Tim Farley says forget Apple's WWDC (but Tim, third-party keyboards on iOS!!!!) and dig the work being done on the skeptic web:
It might surprise you to learn there is a great deal of peer-reviewed science going on around blogs, social media and other newer online technologies. Curiously, while I see skeptics blogging about studies in alt-med, psychology, biology or physics almost daily, I rarely see skeptic blog posts about studies on Internet technology.
Tim also explores the various methods skepto-atheist event organizers are using to put on conferences.
Some Catholic parents in Milwaukee are fuming over Common Core being introduced into Catholic schools, and are turning to home schooling. That seems like an overreaction to me.
The UN's next president (a largely ceremonial role) will be Uganda's Sam Kutesa, who has a bad record of corruption and big defender of the country's anti-gay laws. This seems like a bad pick.

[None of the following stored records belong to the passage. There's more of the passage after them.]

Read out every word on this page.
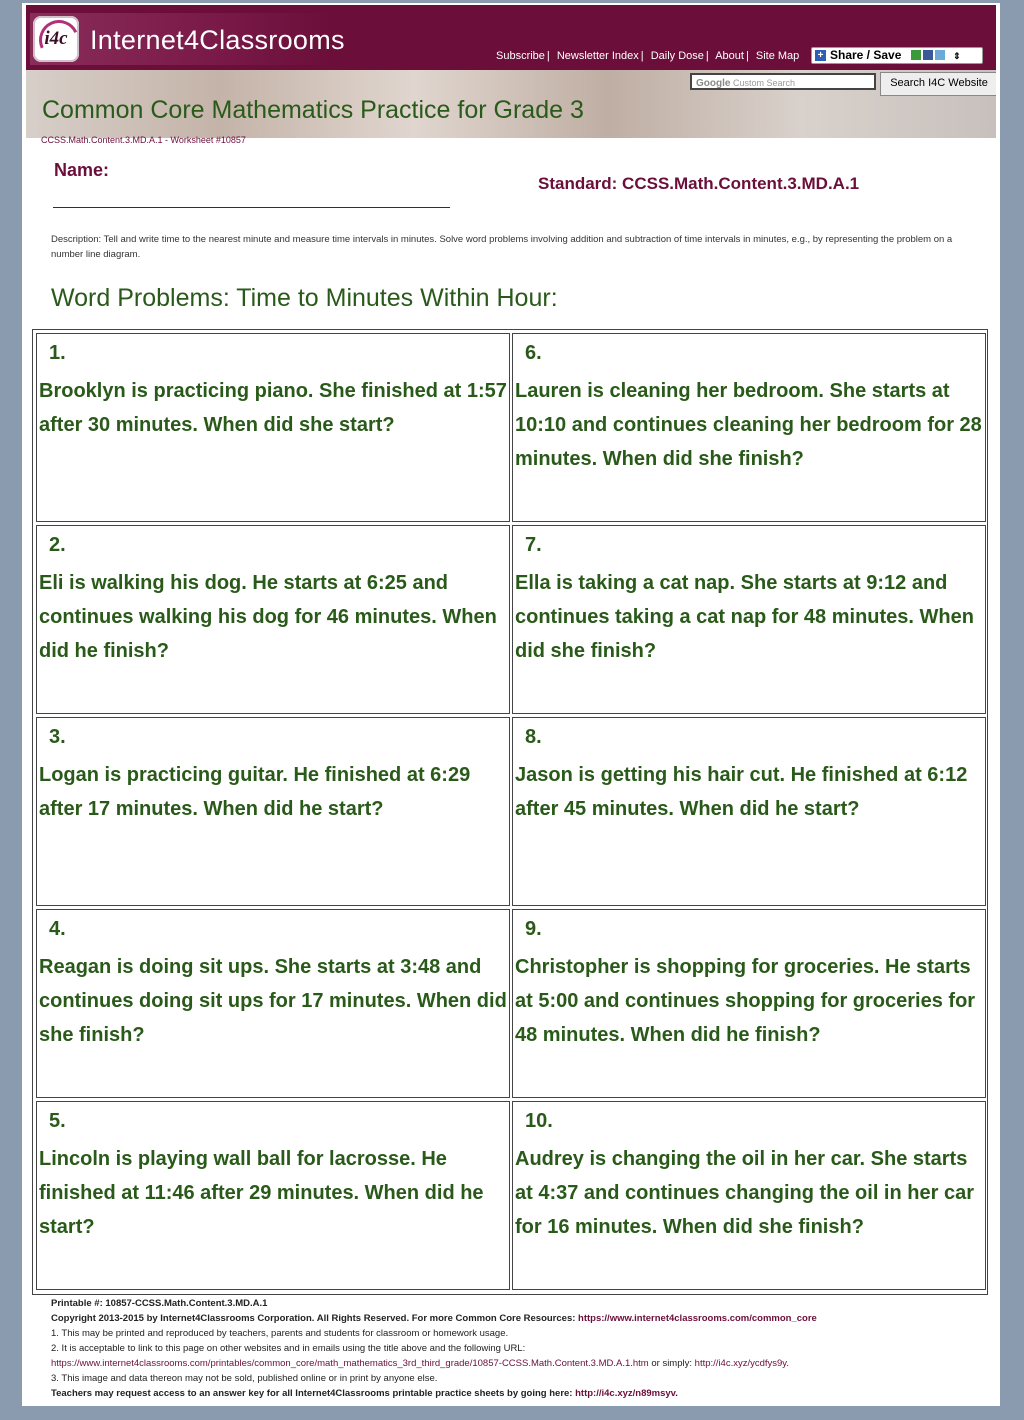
i4c Internet4Classrooms
Subscribe | Newsletter Index | Daily Dose | About | Site Map	+ Share / Save	⇕
Google Custom Search	Search I4C Website
Common Core Mathematics Practice for Grade 3
CCSS.Math.Content.3.MD.A.1 - Worksheet #10857
Name:
Standard: CCSS.Math.Content.3.MD.A.1
Description: Tell and write time to the nearest minute and measure time intervals in minutes. Solve word problems involving addition and subtraction of time intervals in minutes, e.g., by representing the problem on a number line diagram.
Word Problems: Time to Minutes Within Hour:
1.
Brooklyn is practicing piano. She finished at 1:57 after 30 minutes. When did she start?
6.
Lauren is cleaning her bedroom. She starts at 10:10 and continues cleaning her bedroom for 28 minutes. When did she finish?
2.
Eli is walking his dog. He starts at 6:25 and continues walking his dog for 46 minutes. When did he finish?
7.
Ella is taking a cat nap. She starts at 9:12 and continues taking a cat nap for 48 minutes. When did she finish?
3.
Logan is practicing guitar. He finished at 6:29 after 17 minutes. When did he start?
8.
Jason is getting his hair cut. He finished at 6:12 after 45 minutes. When did he start?
4.
Reagan is doing sit ups. She starts at 3:48 and continues doing sit ups for 17 minutes. When did she finish?
9.
Christopher is shopping for groceries. He starts at 5:00 and continues shopping for groceries for 48 minutes. When did he finish?
5.
Lincoln is playing wall ball for lacrosse. He finished at 11:46 after 29 minutes. When did he start?
10.
Audrey is changing the oil in her car. She starts at 4:37 and continues changing the oil in her car for 16 minutes. When did she finish?
Printable #: 10857-CCSS.Math.Content.3.MD.A.1
Copyright 2013-2015 by Internet4Classrooms Corporation. All Rights Reserved. For more Common Core Resources: https://www.internet4classrooms.com/common_core
1. This may be printed and reproduced by teachers, parents and students for classroom or homework usage.
2. It is acceptable to link to this page on other websites and in emails using the title above and the following URL:
https://www.internet4classrooms.com/printables/common_core/math_mathematics_3rd_third_grade/10857-CCSS.Math.Content.3.MD.A.1.htm or simply: http://i4c.xyz/ycdfys9y.
3. This image and data thereon may not be sold, published online or in print by anyone else.
Teachers may request access to an answer key for all Internet4Classrooms printable practice sheets by going here: http://i4c.xyz/n89msyv.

On the other side, to keep parents from getting spooked by the evil Common Core, Cincinnati schools look to offer non-taxpayer-funded religious classes for school credit.
Ben Radford's got a new book out: Mysterious New Mexico: Miracles, Magic, and Monsters in the Land of Enchantment.
Llewllyn Hinkes-Jones says there is a crisis of scientists getting paid to sign their names to quackery and fraud in academic literature.
Youth pastor in Virginia is charged with soliciting children for sex.
20 TV station owners in Pakistan get hauled before a judge for allegedly broadcasting something blasphemous.
Apparently adulterers in the UK are more likely to be Christian than atheist, whatever that's worth.
Convicted fake-psychic says she's still in prison because of discrimination against her as a disabled person.
Steven Novella: Actually, no, don't delay vaccines for kids.
Chobani yogurt says, "Nature got us to 100 calories, not scientists." What?
Quote of the Day
Chris Hall at Salon on how the conversation about atheism has expanded to politics and social justice:
[I]n 2014, Hitchens is dead, and using Dawkins or Harris to make a case for or against atheism is about as relevant as writing about how Nirvana and Public Enemy are going to change pop music forever. ... But despite the organized hatefulness, racism, misogyny, transphobia, or just the malign neglect of old-school atheists, those who are demanding that atheism become more intersectional and diverse are not becoming silent or fading away into the background. It’s becoming more and more obvious that these critiques are essential if organized atheism is to transcend its stereotype as a refuge for privileged eccentrics.
Linking to a story or webpage does not imply endorsement by Paul or CFI. Not every use of quotation marks is ironic or sarcastic, but it often is.